Janus Records was a record label owned by GRT Records, also known as General Recorded Tape. The label was in operation from 1969 to 1979.

== History ==
Janus was founded in July 1969, as a joint venture of GRT and British label Pye Records. In its early years of operation the bulk of Janus' acts were U.S. issues of Pye product. Its first major hit was "Baby Take Me in Your Arms" by Jefferson, in late 1969. Other acts in Janus' early years included Pye artists Status Quo, Pickettywitch and Sounds Orchestral. Up to the middle 1970s, the label's president was Marv Schlachter, who later ran the ill-fated U.S. Pye label, which by 1977 had evolved into Prelude Records. GRT assumed sole ownership of Janus in 1971, after Pye pulled out of the venture. Ed Dejoy of Baltimore, MD followed Schlachter as president. Allan Mason was vice president in charge of A&R.

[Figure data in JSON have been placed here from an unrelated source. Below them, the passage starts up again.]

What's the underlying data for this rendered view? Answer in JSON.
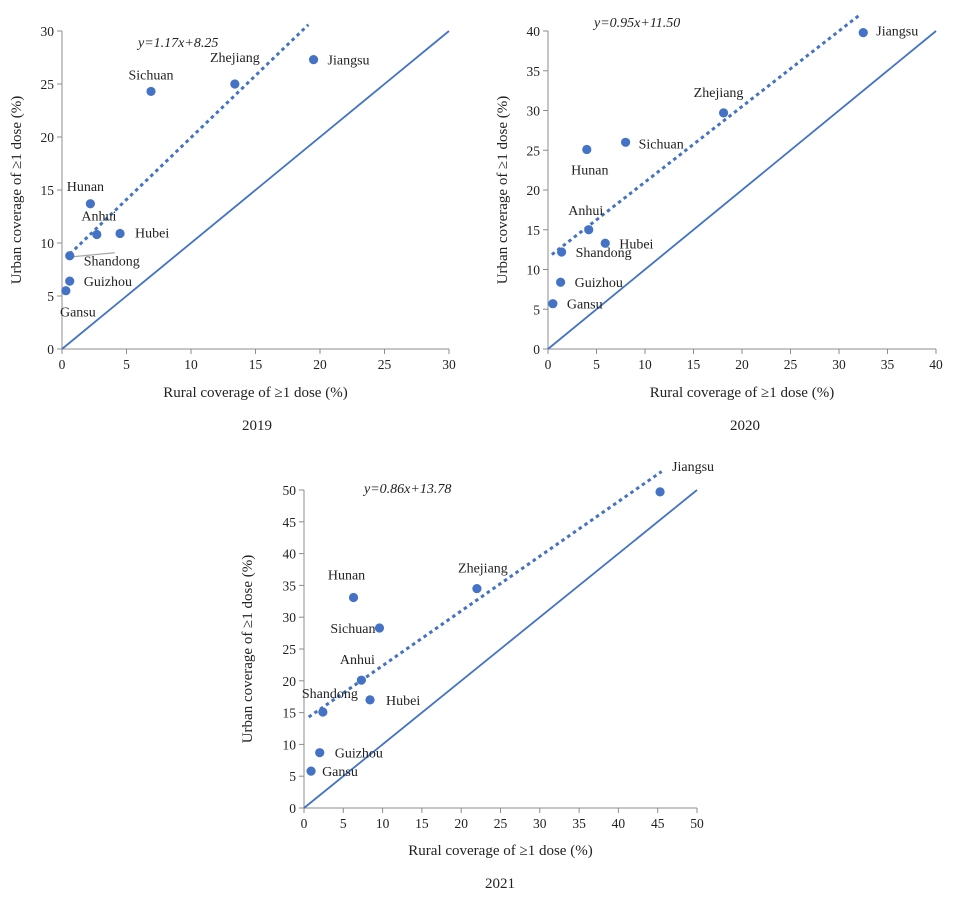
{
  "accent_color": "#4472C4",
  "chart_data": [
    {
      "type": "scatter",
      "title": "2019",
      "xlabel": "Rural coverage of ≥1 dose (%)",
      "ylabel": "Urban coverage of ≥1 dose (%)",
      "xlim": [
        0,
        30
      ],
      "ylim": [
        0,
        30
      ],
      "xticks": [
        0,
        5,
        10,
        15,
        20,
        25,
        30
      ],
      "yticks": [
        0,
        5,
        10,
        15,
        20,
        25,
        30
      ],
      "equation": "y=1.17x+8.25",
      "trend": {
        "slope": 1.17,
        "intercept": 8.25,
        "x_range": [
          0.6,
          19.1
        ],
        "style": "dotted"
      },
      "reference_line": {
        "label": "y = x",
        "style": "solid",
        "x_range": [
          0,
          30
        ]
      },
      "points": [
        {
          "name": "Jiangsu",
          "x": 19.5,
          "y": 27.3
        },
        {
          "name": "Zhejiang",
          "x": 13.4,
          "y": 25.0
        },
        {
          "name": "Sichuan",
          "x": 6.9,
          "y": 24.3
        },
        {
          "name": "Hunan",
          "x": 2.2,
          "y": 13.7
        },
        {
          "name": "Anhui",
          "x": 2.7,
          "y": 10.8
        },
        {
          "name": "Hubei",
          "x": 4.5,
          "y": 10.9
        },
        {
          "name": "Shandong",
          "x": 0.6,
          "y": 8.8
        },
        {
          "name": "Guizhou",
          "x": 0.6,
          "y": 6.4
        },
        {
          "name": "Gansu",
          "x": 0.3,
          "y": 5.5
        }
      ]
    },
    {
      "type": "scatter",
      "title": "2020",
      "xlabel": "Rural coverage of ≥1 dose (%)",
      "ylabel": "Urban coverage of ≥1 dose (%)",
      "xlim": [
        0,
        40
      ],
      "ylim": [
        0,
        40
      ],
      "xticks": [
        0,
        5,
        10,
        15,
        20,
        25,
        30,
        35,
        40
      ],
      "yticks": [
        0,
        5,
        10,
        15,
        20,
        25,
        30,
        35,
        40
      ],
      "equation": "y=0.95x+11.50",
      "trend": {
        "slope": 0.95,
        "intercept": 11.5,
        "x_range": [
          0.4,
          32.2
        ],
        "style": "dotted"
      },
      "reference_line": {
        "label": "y = x",
        "style": "solid",
        "x_range": [
          0,
          40
        ]
      },
      "points": [
        {
          "name": "Jiangsu",
          "x": 32.5,
          "y": 39.8
        },
        {
          "name": "Zhejiang",
          "x": 18.1,
          "y": 29.7
        },
        {
          "name": "Sichuan",
          "x": 8.0,
          "y": 26.0
        },
        {
          "name": "Hunan",
          "x": 4.0,
          "y": 25.1
        },
        {
          "name": "Anhui",
          "x": 4.2,
          "y": 15.0
        },
        {
          "name": "Hubei",
          "x": 5.9,
          "y": 13.3
        },
        {
          "name": "Shandong",
          "x": 1.4,
          "y": 12.2
        },
        {
          "name": "Guizhou",
          "x": 1.3,
          "y": 8.4
        },
        {
          "name": "Gansu",
          "x": 0.5,
          "y": 5.7
        }
      ]
    },
    {
      "type": "scatter",
      "title": "2021",
      "xlabel": "Rural coverage of ≥1 dose (%)",
      "ylabel": "Urban coverage of ≥1 dose (%)",
      "xlim": [
        0,
        50
      ],
      "ylim": [
        0,
        50
      ],
      "xticks": [
        0,
        5,
        10,
        15,
        20,
        25,
        30,
        35,
        40,
        45,
        50
      ],
      "yticks": [
        0,
        5,
        10,
        15,
        20,
        25,
        30,
        35,
        40,
        45,
        50
      ],
      "equation": "y=0.86x+13.78",
      "trend": {
        "slope": 0.86,
        "intercept": 13.78,
        "x_range": [
          0.6,
          45.5
        ],
        "style": "dotted"
      },
      "reference_line": {
        "label": "y = x",
        "style": "solid",
        "x_range": [
          0,
          54
        ]
      },
      "points": [
        {
          "name": "Jiangsu",
          "x": 45.3,
          "y": 49.7
        },
        {
          "name": "Zhejiang",
          "x": 22.0,
          "y": 34.5
        },
        {
          "name": "Hunan",
          "x": 6.3,
          "y": 33.1
        },
        {
          "name": "Sichuan",
          "x": 9.6,
          "y": 28.3
        },
        {
          "name": "Anhui",
          "x": 7.3,
          "y": 20.1
        },
        {
          "name": "Hubei",
          "x": 8.4,
          "y": 17.0
        },
        {
          "name": "Shandong",
          "x": 2.4,
          "y": 15.1
        },
        {
          "name": "Guizhou",
          "x": 2.0,
          "y": 8.7
        },
        {
          "name": "Gansu",
          "x": 0.9,
          "y": 5.8
        }
      ]
    }
  ]
}
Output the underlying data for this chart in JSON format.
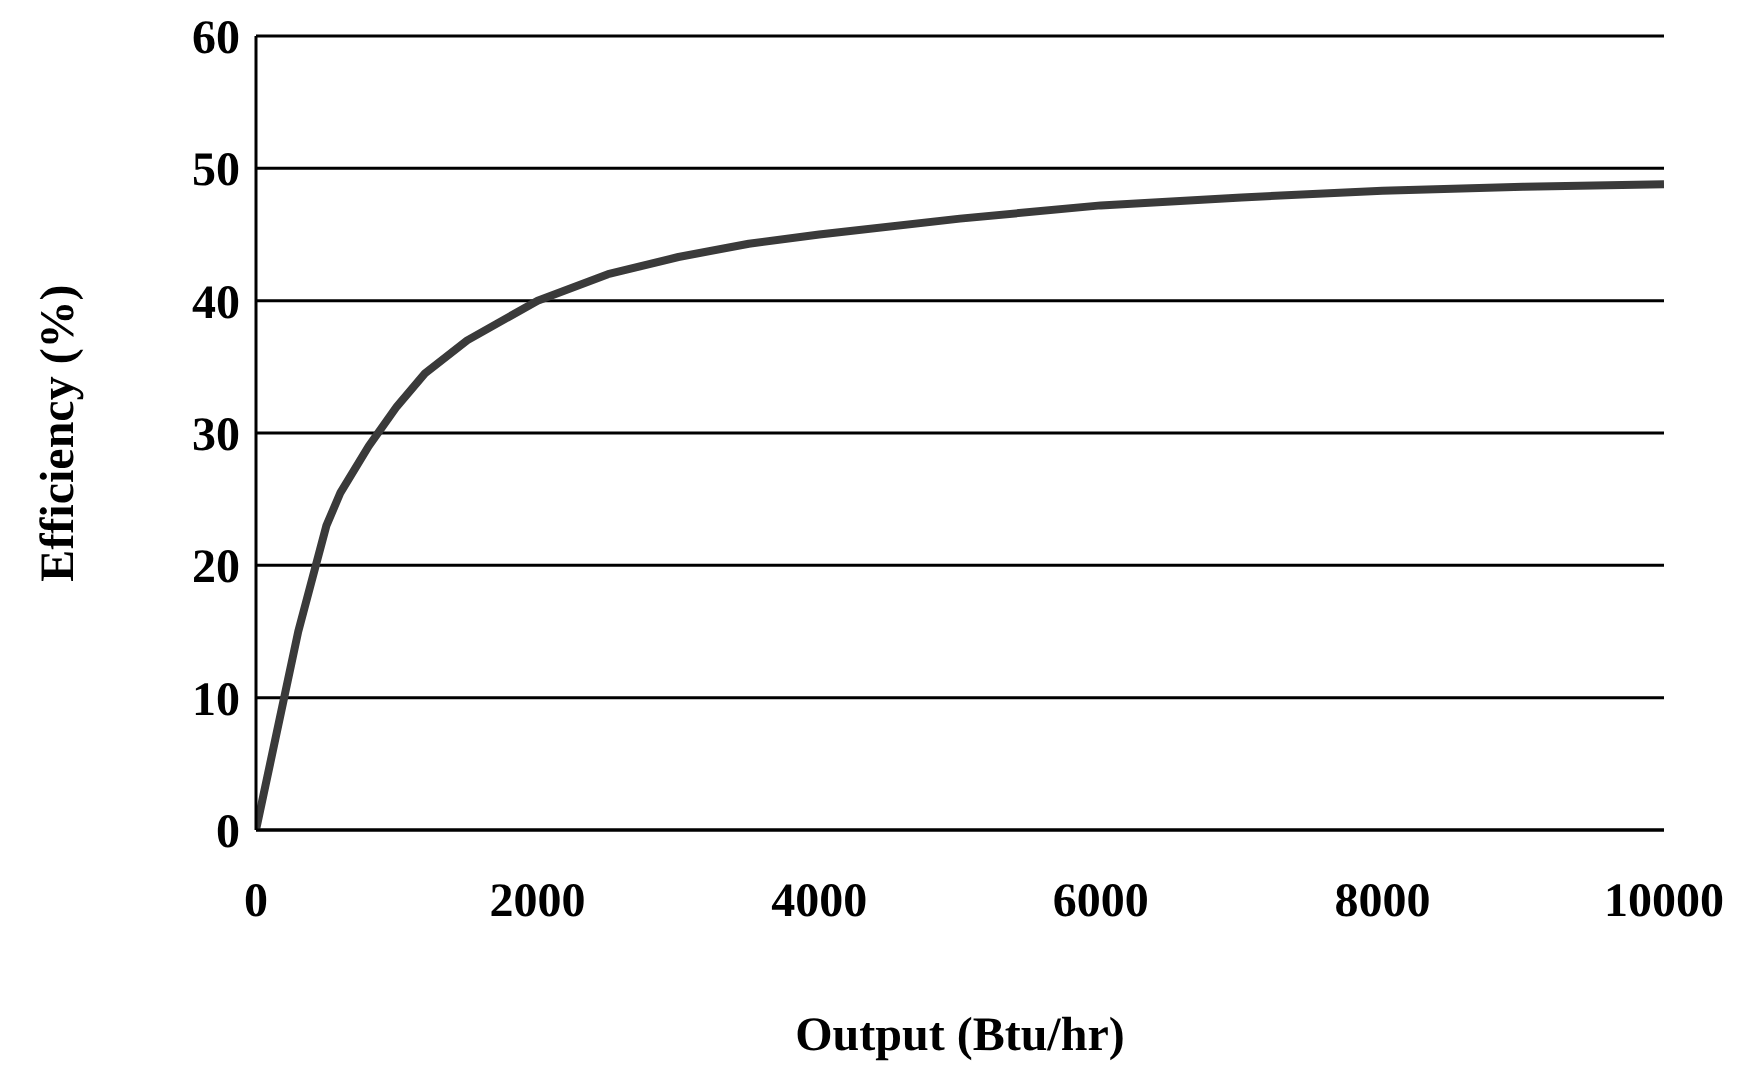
{
  "chart_data": {
    "type": "line",
    "xlabel": "Output (Btu/hr)",
    "ylabel": "Efficiency (%)",
    "x": [
      0,
      50,
      100,
      200,
      300,
      400,
      500,
      600,
      800,
      1000,
      1200,
      1500,
      2000,
      2500,
      3000,
      3500,
      4000,
      5000,
      6000,
      7000,
      8000,
      9000,
      10000
    ],
    "series": [
      {
        "color": "#3a3a3a",
        "values": [
          0,
          2.5,
          5,
          10,
          15,
          19,
          23,
          25.5,
          29,
          32,
          34.5,
          37,
          40,
          42,
          43.3,
          44.3,
          45,
          46.2,
          47.2,
          47.8,
          48.3,
          48.6,
          48.8
        ]
      }
    ],
    "xlim": [
      0,
      10000
    ],
    "xticks": [
      0,
      2000,
      4000,
      6000,
      8000,
      10000
    ],
    "ylim": [
      0,
      60
    ],
    "yticks": [
      0,
      10,
      20,
      30,
      40,
      50,
      60
    ],
    "grid": "y",
    "legend": false,
    "marker": "none",
    "line_style": "solid"
  }
}
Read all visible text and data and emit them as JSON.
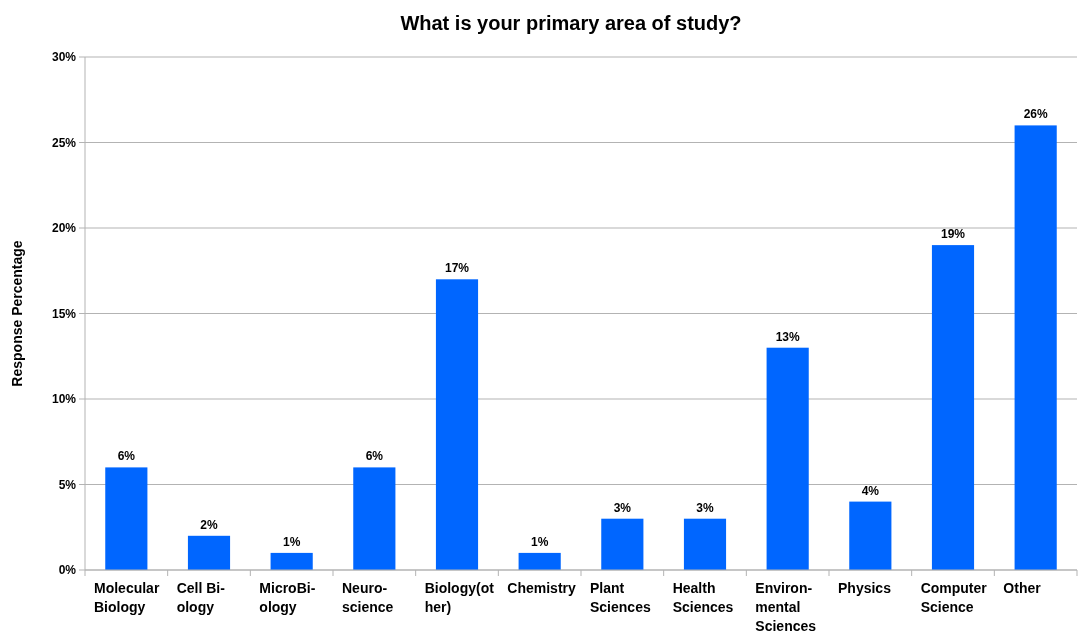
{
  "chart_data": {
    "type": "bar",
    "title": "What is your primary area of study?",
    "ylabel": "Response Percentage",
    "categories": [
      "Molecular\nBiology",
      "Cell Bi-\nology",
      "MicroBi-\nology",
      "Neuro-\nscience",
      "Biology(ot\nher)",
      "Chemistry",
      "Plant\nSciences",
      "Health\nSciences",
      "Environ-\nmental\nSciences",
      "Physics",
      "Computer\nScience",
      "Other"
    ],
    "series": [
      {
        "color": "#0066ff",
        "values": [
          6,
          2,
          1,
          6,
          17,
          1,
          3,
          3,
          13,
          4,
          19,
          26
        ],
        "value_labels": [
          "6%",
          "2%",
          "1%",
          "6%",
          "17%",
          "1%",
          "3%",
          "3%",
          "13%",
          "4%",
          "19%",
          "26%"
        ]
      }
    ],
    "ylim": [
      0,
      30
    ],
    "yticks": [
      {
        "value": 0,
        "label": "0%"
      },
      {
        "value": 5,
        "label": "5%"
      },
      {
        "value": 10,
        "label": "10%"
      },
      {
        "value": 15,
        "label": "15%"
      },
      {
        "value": 20,
        "label": "20%"
      },
      {
        "value": 25,
        "label": "25%"
      },
      {
        "value": 30,
        "label": "30%"
      }
    ],
    "grid": "y"
  }
}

Artists who had hits on Janus included Potliquor, Mungo Jerry, The Whispers, Owen B., Cymande, Charlie, Al Stewart, Ian Thomas, Dickie Goodman and Ray Stevens on Barnaby Records. Janus also released Scott English's original recording of "Brandy", which would be covered in 1974 by Barry Manilow as "Mandy". Chess Records was administered as a division of Janus in the early 1970s. Janus also distributed Westbound Records from 1970 until 1975, and Barnaby Records from 1974 to 1979.

In the early 1970s Janus also released American editions of recordings made by Bill Haley & His Comets for the European Sonet Records label (including the 1971 single "A Little Piece at a Time" (Janus 162), which would be Haley's final North American 45 rpm single release). They also released recordings by the British progressive rock band Camel as well as titles by Kayak, Harvey Mandel, Judas Priest, Lucifer's Friend, and the Baker Gurvitz Army.